Where God intended a modest oasis, white Americans piped in enough water to build a stage upon which they could perform their shamelessness in exchange for sacrificial fortunes. The desperation of Las Vegas and its visitors has never been better documented than in Argentine filmmaker Luciano Piazza's horrifying film Las Vegas in 16 Parts (2015), showing tonight at Anthology Film Archives as part of their "City Symphony" series. Piazza's brute-force document wades through the depths of fear and loathing by systematically presenting sin city's prized offerings.

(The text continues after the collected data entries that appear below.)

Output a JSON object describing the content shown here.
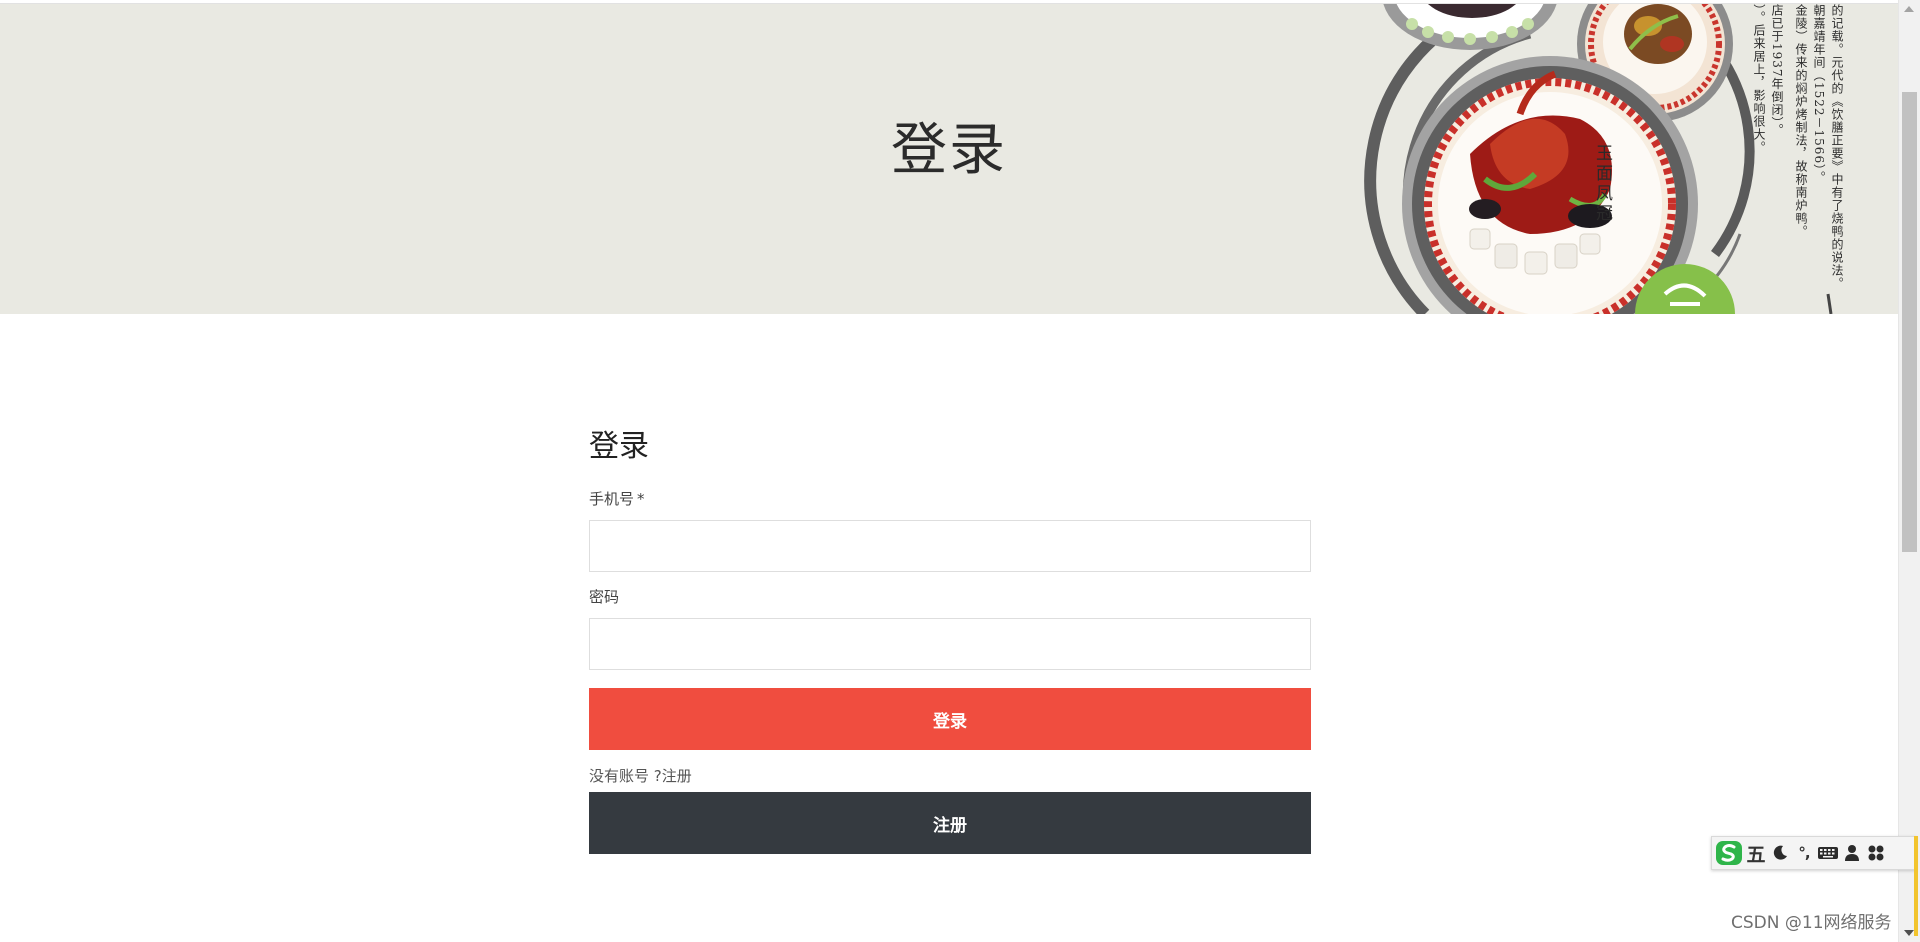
{
  "banner": {
    "title": "登录",
    "dish_name": "玉面凤冠",
    "vertical_text": [
      "的记载。元代的《饮膳正要》中有了烧鸭的说法。",
      "朝嘉靖年间（1522－1566）。",
      "金陵）传来的焖炉烤制法，故称南炉鸭。",
      "店已于1937年倒闭）。",
      "）。后来居上，影响很大。"
    ],
    "badge_text": "滋"
  },
  "form": {
    "heading": "登录",
    "phone_label": "手机号",
    "required_mark": "*",
    "phone_value": "",
    "password_label": "密码",
    "password_value": "",
    "login_button": "登录",
    "no_account_text": "没有账号 ?",
    "register_link": "注册",
    "register_button": "注册"
  },
  "ime_toolbar": {
    "logo": "sogou-icon",
    "mode": "五",
    "icons": [
      "moon-icon",
      "punctuation-icon",
      "keyboard-icon",
      "user-icon",
      "apps-icon"
    ],
    "punctuation": "°,"
  },
  "watermark": "CSDN @11网络服务"
}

Less a symphony than a drone, Piazza organizes the film into 16 discrete chapters, each centered on a Vegas fixture such as Elvis, billboards or guns. Within each part, similar shots are offered in sequence, such as a procession of various couples marrying in cheap chapels, karaoke singers sweating out a good time and a trade show's shiny metal wares. The single-take snippets are offered without commentary, and only a few make more than one appearance, so that by the end of its 53 minutes Las Vegas in 16 Parts has, with little intervention or no commentary, accumulated a damning profile of the place in which all the worst aspects of American life are packaged and sold as participatory spectacle. Case in point: a male stripper dressed as a police officer instructs an audience member to "assume the position" (bent over, feet apart) for a "full cavity search" while a screen projects Nightly News footage of local cops making arrests. The horror.
The most haunting image, an impressive designation in a film that includes nuclear test footage, features the Bellagio resort's famed water show. As ominous music groans on the soundtrack, over 1,000 nozzles spurt giant fingers of water upward like evil prayers, coalescing into a gray wall that obscures concave architectural monstrosity behind it. Against the void a bird appears, furiously beating its wings to escape the inverted deluge. The metaphorical possibilities are endless, but the sheer enormity of the display and its abuse of scarce resources require no elaboration.